This large mural depicts the HIV and hepatitis campagin “es Mejor Saber / It’s Better to Know.” |
As the founder and chief medical officer of Southwest CARE Center in Santa Fe, Hawkins gets HIV expertise to outlying areas of the state by using telemedicine and a traveling team. Not that their home base isn’t busy enough. What started as an HIV clinic in the ’90s, the center has morphed into a multi-site health practice offering women’s health services, family medicine, internal medicine, a birthing center, a pharmacy, case management, a food pantry and more.
“When we opened the family practice,” Hawkins recalls, “we thought it’d be a great place for the negative partners of our HIV patients—about 80 percent of our patients are gay men—but our No. 1 demographic when it opened was women over 60. But that’s all good! It filled up quickly, and we’ve got to find more space.”

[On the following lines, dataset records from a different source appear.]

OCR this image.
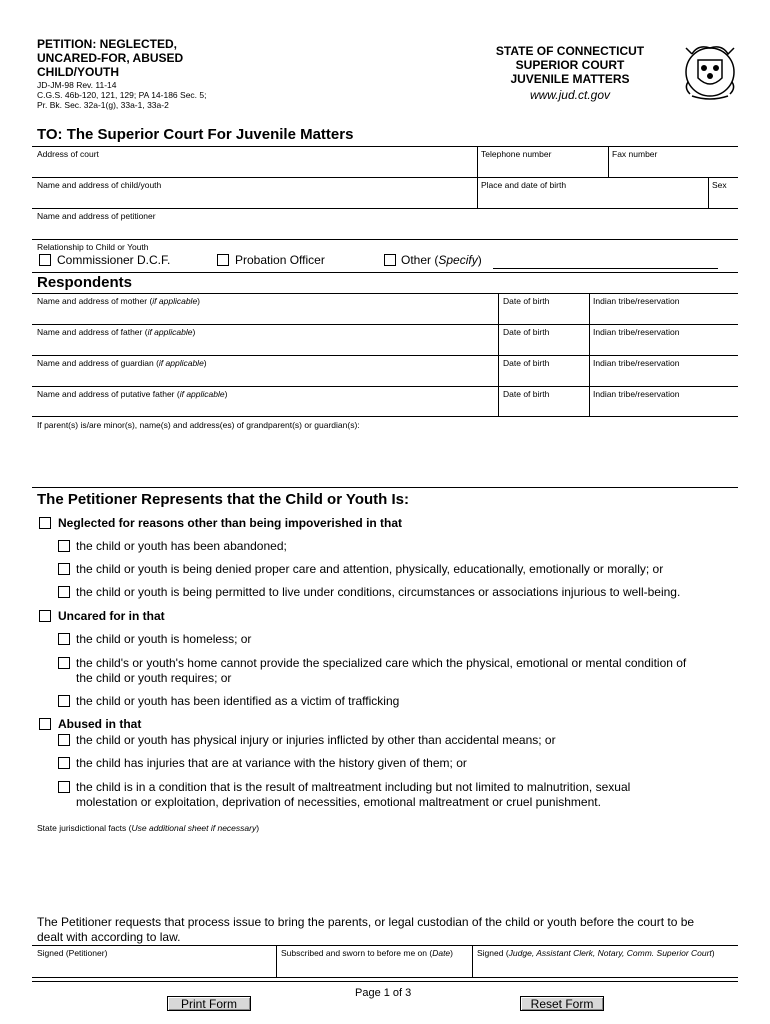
PETITION: NEGLECTED,
UNCARED-FOR, ABUSED
CHILD/YOUTH
JD-JM-98 Rev. 11-14
C.G.S. 46b-120, 121, 129; PA 14-186 Sec. 5;
Pr. Bk. Sec. 32a-1(g), 33a-1, 33a-2
STATE OF CONNECTICUT
SUPERIOR COURT
JUVENILE MATTERS
www.jud.ct.gov
TO: The Superior Court For Juvenile Matters
Address of court	Telephone number	Fax number
Name and address of child/youth	Place and date of birth	Sex
Name and address of petitioner
Relationship to Child or Youth
Commissioner D.C.F.	Probation Officer	Other (Specify)
Respondents
Name and address of mother (if applicable)	Date of birth	Indian tribe/reservation
Name and address of father (if applicable)	Date of birth	Indian tribe/reservation
Name and address of guardian (if applicable)	Date of birth	Indian tribe/reservation
Name and address of putative father (if applicable)	Date of birth	Indian tribe/reservation
If parent(s) is/are minor(s), name(s) and address(es) of grandparent(s) or guardian(s):
The Petitioner Represents that the Child or Youth Is:
Neglected for reasons other than being impoverished in that
the child or youth has been abandoned;
the child or youth is being denied proper care and attention, physically, educationally, emotionally or morally; or
the child or youth is being permitted to live under conditions, circumstances or associations injurious to well-being.
Uncared for in that
the child or youth is homeless; or
the child's or youth's home cannot provide the specialized care which the physical, emotional or mental condition of
the child or youth requires; or
the child or youth has been identified as a victim of trafficking
Abused in that
the child or youth has physical injury or injuries inflicted by other than accidental means; or
the child has injuries that are at variance with the history given of them; or
the child is in a condition that is the result of maltreatment including but not limited to malnutrition, sexual
molestation or exploitation, deprivation of necessities, emotional maltreatment or cruel punishment.
State jurisdictional facts (Use additional sheet if necessary)
The Petitioner requests that process issue to bring the parents, or legal custodian of the child or youth before the court to be
dealt with according to law.
Signed (Petitioner)	Subscribed and sworn to before me on (Date)	Signed (Judge, Assistant Clerk, Notary, Comm. Superior Court)
Page 1 of 3
Print Form	Reset Form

The center serves many Latino clients, new immigrants and Native Americans (Pueblo, Apache and Navajo, many who are integrated in local gay communities but others who live on reservations). And its bilingual awareness campaign “Es Mejor Saber / It’s Better to Know” remains popular across the state.
HIV clinical trials and research into pharmacokinetics have always been a big part of Southwest CARE, but hepatitis C is a growing interest for Hawkins. Northern New Mexico, he says, is a conduit for black tar heroin, so there’s a lot of injection drug use. In fact, the hep C prevalence among this group is about 76 percent, whereas with HIV, it’s about 2 percent. “It’s really interesting,” he says, “that there’s such a difference and no one can explain it precisely.” Hmmm… Sounds like another desert mystery to solve.